Section 95: Aggregates Levy: Power to Restore Exemptions

Summary

1.This section provides for secondary legislation to be introduced to enable the Treasury to restore certain exemptions, exclusions and reliefs (‘exemptions’) from the aggregates levy which are being suspended from 1 April 2014 under a separate section in Finance Act 2014. It provides that this restoration can be introduced with effect from a date earlier than the secondary legislation is made.

Details of the Section

2.Subsection (1) provides that the Treasury may introduce an Order to restore any of the exemptions removed by the section in Finance Act 2014 dealing with the removal of certain aggregates levy exemptions.

3.Subsection (2) provides that any restoration of an exemption introduced under the Order may apply in relation to commercial exploitation of aggregates taking place on a date earlier than the Order is made.  It also provides that the Order may include transitional provisions as the Treasury deem fit.

4.Subsection (4) provides that any Order made under this section will be subject to the negative procedure of the House of Commons.

Background Note

5.Aggregates levy is a tax on the commercial exploitation of rock, sand and gravel in the UK.  It was introduced on 1 April 2002.

6.On 7 March 2012 the European General Court annulled a 2002 decision by the European Commission not to raise objections against the aggregates levy. As a result of that judgment, the Commission carried out a preliminary assessment of the levy in order to determine whether to raise objections against the tax on the grounds that it potentially gave rise to State aid. On 31 July 2013 the Commission notified its decision to open a formal State aid investigation which would examine whether certain exemptions from the levy are in line with the logic and nature of the tax.

7.As part of the formal investigation process, the government is providing information to the Commission to support its view that the exemptions are not State aid. However, while this process continues, the government is obliged to suspend the exemptions in question under Article 108(3) of the Treaty on the Functioning of the European Union.

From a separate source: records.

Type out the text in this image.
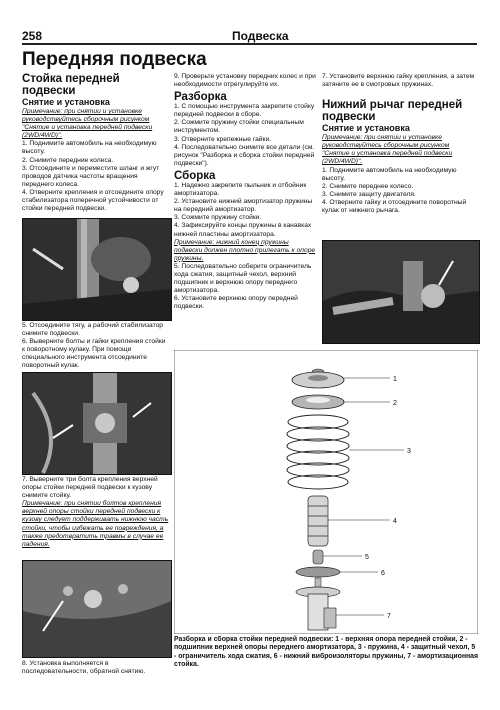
258	Подвеска
Передняя подвеска

Стойка передней подвески

Снятие и установка

Примечание: при снятии и установке руководствуйтесь сборочным рисунком "Снятие и установка передней подвески (2WD/4WD)".

1. Поднимите автомобиль на необходимую высоту.

2. Снимите передние колеса.

3. Отсоедините и переместите шланг и жгут проводов датчика частоты вращения переднего колеса.

4. Отверните крепления и отсоедините опору стабилизатора поперечной устойчивости от стойки передней подвески.

5. Отсоедините тягу, а рабочий стабилизатор снимите подвески.

6. Выверните болты и гайки крепления стойки к поворотному кулаку. При помощи специального инструмента отсоедините поворотный кулак.

7. Выверните три болта крепления верхней опоры стойки передней подвески к кузову снимите стойку.

Примечание: при снятии болтов крепления верхней опоры стойки передней подвески к кузову следует поддерживать нижнюю часть стойки, чтобы избежать ее повреждения, а также предотвратить травмы в случае ее падения.

8. Установка выполняется в последовательности, обратной снятию.

9. Проверьте установку передних колес и при необходимости отрегулируйте их.

Разборка

1. С помощью инструмента закрепите стойку передней подвески в сборе.

2. Сожмите пружину стойки специальным инструментом.

3. Отверните крепежные гайки.

4. Последовательно снимите все детали (см. рисунок "Разборка и сборка стойки передней подвески").

Сборка

1. Надежно закрепите пыльник и отбойник амортизатора.

2. Установите нижний амортизатор пружины на передний амортизатор.

3. Сожмите пружину стойки.

4. Зафиксируйте концы пружины в канавках нижней пластины амортизатора.

Примечание: нижний конец пружины подвески должен плотно прилегать к опоре пружины.

5. Последовательно соберите ограничитель хода сжатия, защитный чехол, верхний подшипник и верхнюю опору переднего амортизатора.

6. Установите верхнюю опору передней подвески.

7. Установите верхнюю гайку крепления, а затем затяните ее в смотровых пружинах.

Нижний рычаг передней подвески

Снятие и установка

Примечание: при снятии и установке руководствуйтесь сборочным рисунком "Снятие и установка передней подвески (2WD/4WD)".

1. Поднимите автомобиль на необходимую высоту.

2. Снимите переднее колесо.

3. Снимите защиту двигателя.

4. Отверните гайку и отсоедините поворотный кулак от нижнего рычага.

1
2
3
4
5
6
7
Разборка и сборка стойки передней подвески: 1 - верхняя опора передней стойки, 2 - подшипник верхней опоры переднего амортизатора, 3 - пружина, 4 - защитный чехол, 5 - ограничитель хода сжатия, 6 - нижний виброизоляторы пружины, 7 - амортизационная стойка.
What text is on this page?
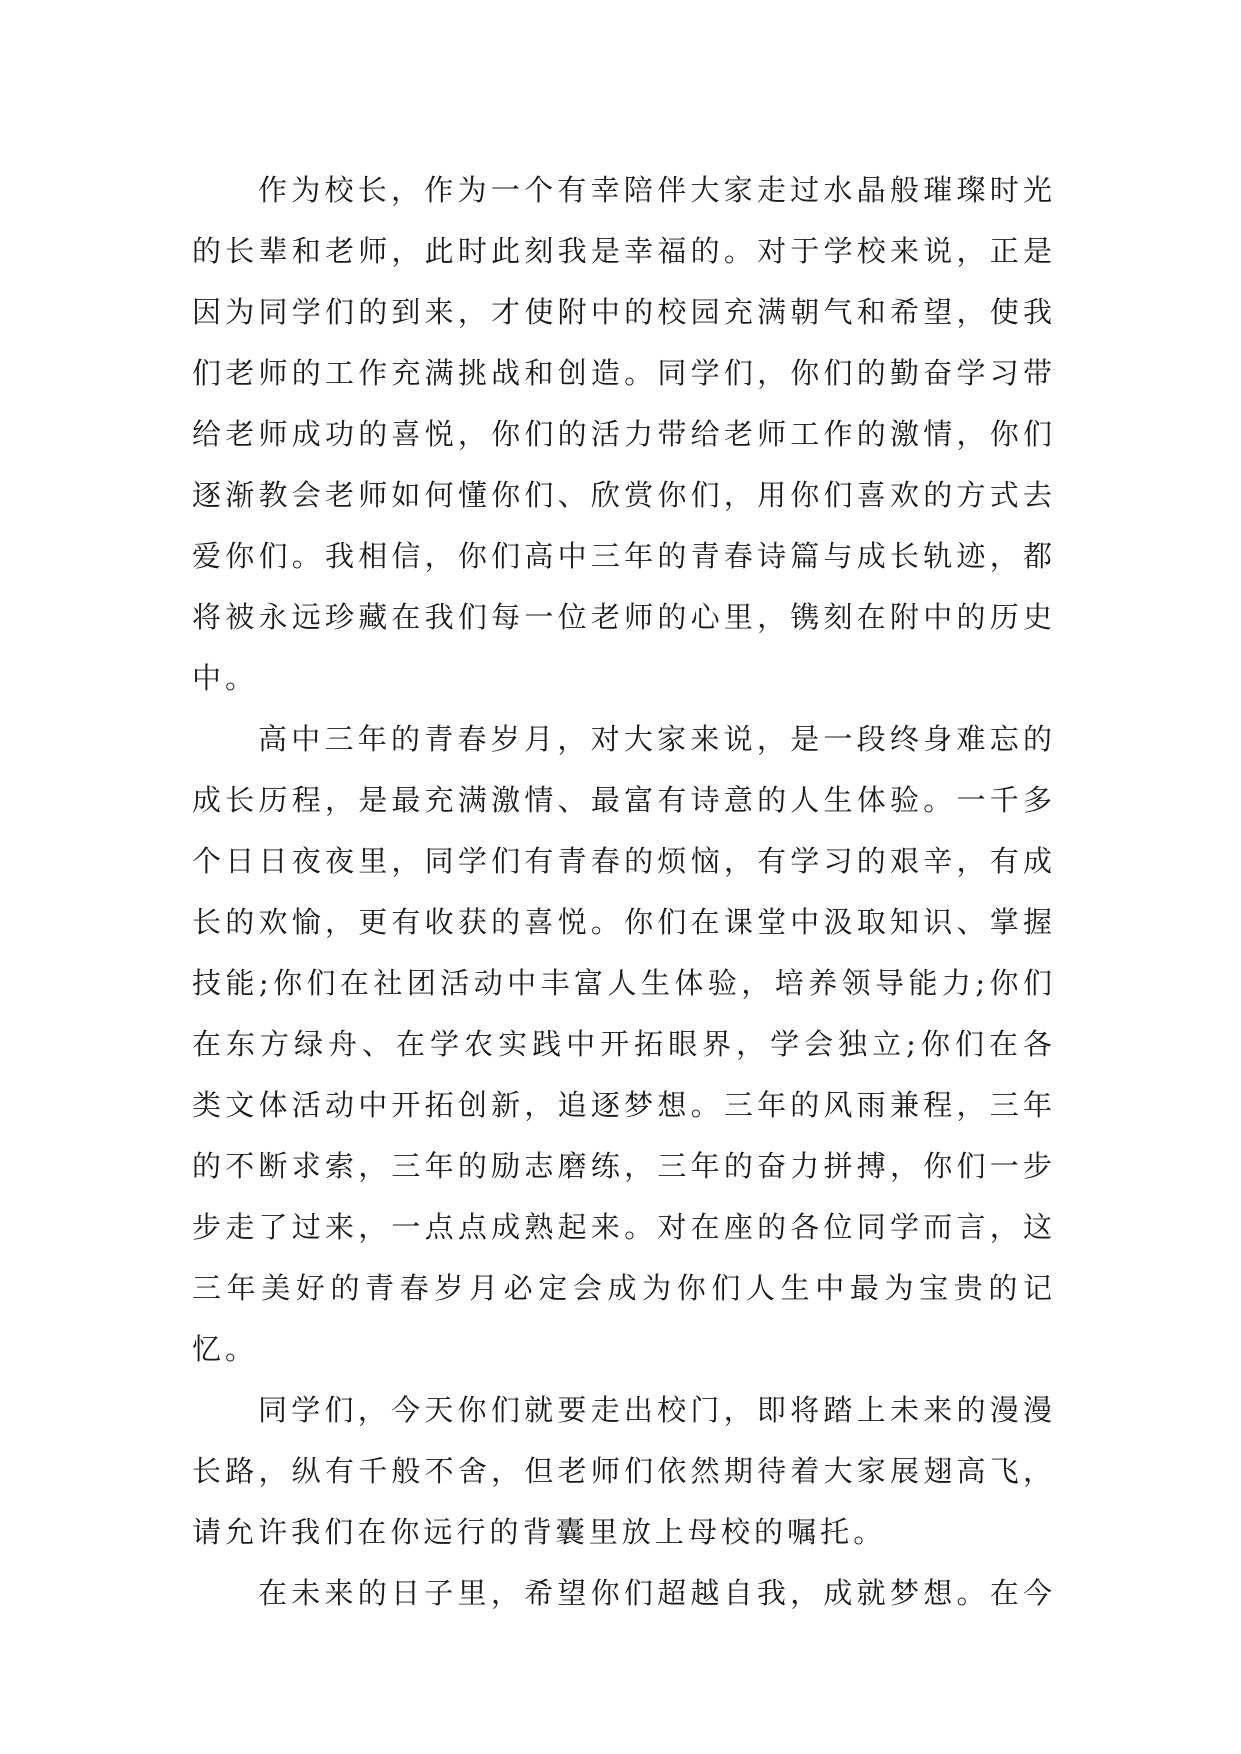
作为校长，作为一个有幸陪伴大家走过水晶般璀璨时光
的长辈和老师，此时此刻我是幸福的。对于学校来说，正是
因为同学们的到来，才使附中的校园充满朝气和希望，使我
们老师的工作充满挑战和创造。同学们，你们的勤奋学习带
给老师成功的喜悦，你们的活力带给老师工作的激情，你们
逐渐教会老师如何懂你们、欣赏你们，用你们喜欢的方式去
爱你们。我相信，你们高中三年的青春诗篇与成长轨迹，都
将被永远珍藏在我们每一位老师的心里，镌刻在附中的历史
中。
高中三年的青春岁月，对大家来说，是一段终身难忘的
成长历程，是最充满激情、最富有诗意的人生体验。一千多
个日日夜夜里，同学们有青春的烦恼，有学习的艰辛，有成
长的欢愉，更有收获的喜悦。你们在课堂中汲取知识、掌握
技能;你们在社团活动中丰富人生体验，培养领导能力;你们
在东方绿舟、在学农实践中开拓眼界，学会独立;你们在各
类文体活动中开拓创新，追逐梦想。三年的风雨兼程，三年
的不断求索，三年的励志磨练，三年的奋力拼搏，你们一步
步走了过来，一点点成熟起来。对在座的各位同学而言，这
三年美好的青春岁月必定会成为你们人生中最为宝贵的记
忆。
同学们，今天你们就要走出校门，即将踏上未来的漫漫
长路，纵有千般不舍，但老师们依然期待着大家展翅高飞，
请允许我们在你远行的背囊里放上母校的嘱托。
在未来的日子里，希望你们超越自我，成就梦想。在今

8.This legislation provides for secondary legislation to restore any suspended exemption and for this restoration to take effect earlier than the date the secondary legislation is made.  This will mean that tax paid as a result of the suspension of an exemption can be repaid to the person who accounted for it following the conclusion of the Commission's investigation, should the terms of the Commission’s final decision allow. HM Revenue and Customs would need to be satisfied that the taxpayer would not be unjustly enriched as a result of receiving the repayment. Businesses may therefore decide to keep records to demonstrate that they would not gain financially from this repayment; for example, by including a commitment in contracts to repay any amounts charged to their customers to cover all or part of the cost of the levy in the event that the taxpayer is repaid the tax.